第179話

俺は席から立ち上がり初老の男性の言葉を遮った。そして自分の紹介から始める事で相手に会議の主導権を握らせない事にする。


「私の名前は、カイジン・クサナギと申します。よろしくお願いいたしますわ」


俺は、この世界に転生してから10年近く仕込まれたカーテシーを披露する。アプリコット先生にも完璧ですね!と言われた俺のカーテシーを見て会議にいる参加者たちは驚いている。参加者達の表情から察するに分かる事は俺の事を魔力量が多いだけの女性と思ってた可能性がある。


「見事な……」

「これはまさか……」


数人が声を上げていたが俺が転生した国は、この世界で最も古い歴史を誇る国リースノット王国。歴史と貴族の作法においては他国の追従を受け付けないとアプリコット先生談だ。

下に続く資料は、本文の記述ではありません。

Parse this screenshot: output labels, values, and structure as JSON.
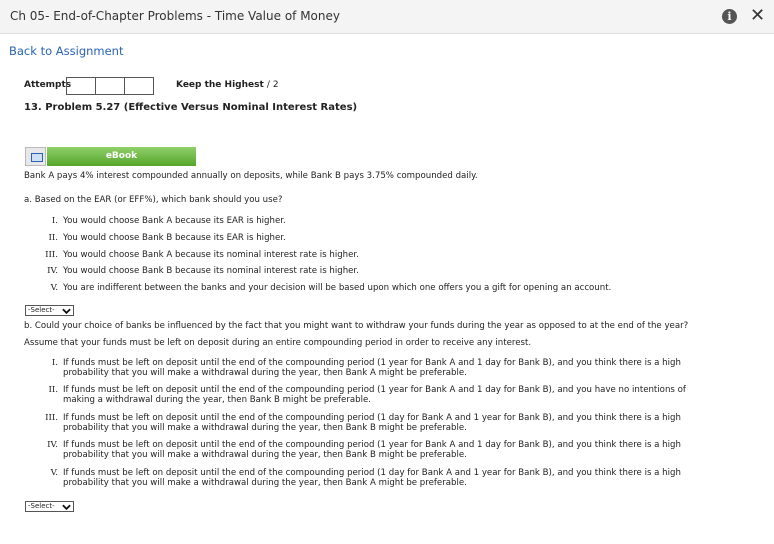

「――これは失礼した。私は、魔法帝国ジールの使節団を取り纏めますエクアドルと申します。この度は、王妃様のお迎えに伺いました」


「失礼ですが、私は婚約前の顔合わせという内容でお話を伺っています。国家の王妃と言いますのは些か早急かと存じ上げます」


俺が王妃になる事は受諾してないと遠回しに伝えるとエクアドルの左右にいた男達は動揺していた。見た感じ年齢はまだ20歳後半という所か?西洋人は年が分かりにくいんだよな。

まあ鑑定すればすぐだけどと思ったら鑑定が弾かれた?

俺が驚いてエクアドルへ視線を向けるとその表情は確信を得たように目つきが鋭く変わっていた。


「これだけの魔力を御持ちでしたら王太子様とのご成婚もつつがなく進みそうですね」


エクアドルの言葉に俺は下手を打った事に内心舌を打っていた。鑑定魔法の魔力消費量は10万。上級魔法師の最低魔力量条件が1万とすると10人分の魔力量を消費する。つまり鑑定魔法使用を知られた時点で俺の魔力量は最上級を通り越して王級クラスの魔力量を保有してる事になる。しかも10万の魔力を消費して意識を失っていないという事は王級クラスでも中級から上級の魔力を持っていると思われてもおかしくない。


「仰られてる意味が理解できませんわ。私は顔合わせとだけお話を伺っておりますので」


さて、最初に主導権を握ったはずが相手の出方を待つ形になってしまった。どうするか……なるほどな、それでいくか?


「エクアドル様、差障りなければ他の方のご紹介も頂けませんか?」


話しの内容をずらす。そこからエクアドル攻略を探す事にする。


「これは失礼しました。まずは私の補佐をしております魔法帝国外務部担当のブルネイとアゼルです」


二人とも無言で俺に頭を下げてくるがその眼はこちらを値踏みしてるようであまりよろしいとは言えない。


「さようでございますか。魔法帝国外務部と言うのは諸国との外交などを担当していらっしゃるのですよね?ブルネイ様もアゼル様も素晴らしい方なのですね」


俺の褒め言葉に二人は呆気にとられていたが、俺は魔法帝国外務部は係り戦争を火付け役とアプリコット先生に聞いていた事からエクアドルとその補佐についての危険度を心の中で引き上げた。そんな俺をレオナは、冷や汗を垂らしながら見てるが俺だってこういうのはかなり困る事案だ。